May your unfailing love come to me, Lord, your salvation, according to your promise.
—Psalm 119:41
Here’s a pop quiz to find out how
risk averse you are:
1. Would you go skydiving with a
company whose parachutes opened only half the time?
2. Would you go bungee jumping if
the person taking your money mentioned in casual conversation that his company had
a 50 percent survival rate?
3. Would you fly with an airline whose
track record boasted an equal number of crash landings and safe arrivals?
Maybe you’re someone who wouldn’t
go skydiving or bungee jumping under the best of circumstances. But even if you
consider yourself a risk taker, you’d probably think twice before signing up
for something with such a high fail factor.
As people who live on the planet
Earth, we can’t avoid some amount of risk in our lives. Every activity involves
some inherent danger, whether it’s getting behind the wheel of a car, stepping
into an elevator, or eating sushi. And some degree of risk is good, whether
we’re making an investment, undertaking a new venture, or taking a leap of
faith.
But when it comes to
life-and-death situations that require us to put our trust in something, we’d
be foolish to jump in without first determining how trustworthy that person or
thing is. Just as we wouldn’t take a physical risk without investigating the
reliability of the source, so we need to check into who we’re entrusting our eternal
future to.
The prevailing worldview in our
culture is that all religions are equal, that all roads lead to God. The world
tells you it doesn’t really matter what you put your trust in. But Scripture
makes it clear that anyone or anything we’re counting on to save us other than
Christ will eventually fail us. Psalm 135:15-18 says this about false gods and
those who follow them: “They have mouths, but cannot speak, eyes, but cannot see. They have
ears, but cannot hear, nor is there breath in their mouths. Those
who make them will be like them, and so will all who trust in them.”
In a world full of risk, it’s a
relief to read in Psalm 119 that God’s salvation is unfailing. At the time of
the psalmist’s writing, he couldn’t see God’s entire plan of salvation yet. He
had only a glimmer, a foreshadowing of what was to come. But now we have the
whole picture—the fulfillment of God’s salvation through the life and work of
Jesus Christ.
Jesus made it clear that he is the
only way to salvation: “I am the way and the truth and the life. No one comes to the Father except
through me” (John 14:6).
Other religions may have figures
who pointed out a way, but only Jesus is the way. His broken body serves as the
bridge between sinful people and a holy God.

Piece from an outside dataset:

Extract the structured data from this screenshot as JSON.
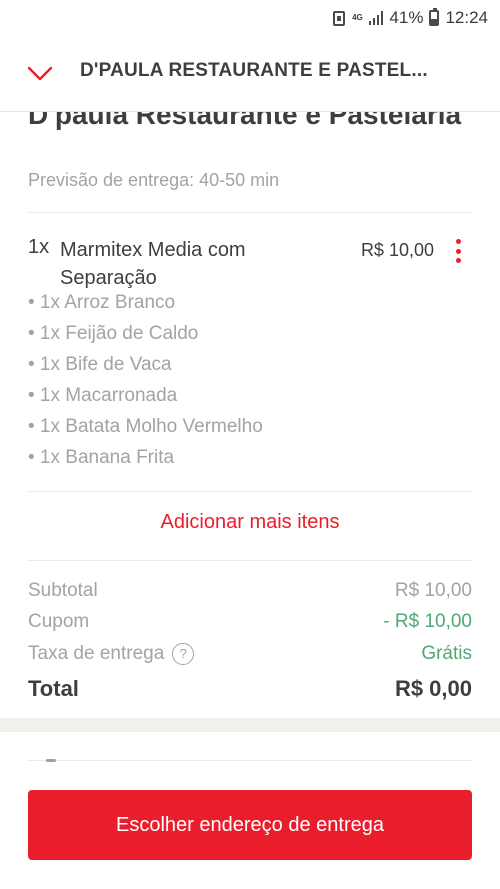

Other religions may claim to know
the truth, but only Jesus himself is the truth. He is every true word that God
has spoken, in the flesh.
Other religions may claim to
improve your life, but only Jesus is the life. If you looked at every grave
from every religious leader who ever lived, only Jesus’ grave remains empty.
When God offers us salvation, he
doesn’t just offer a way; he makes himself the way. And he is the way that
never fails.
What does it mean to you that God’s salvation is unfailing? What sets
the way of Christ apart from other religions?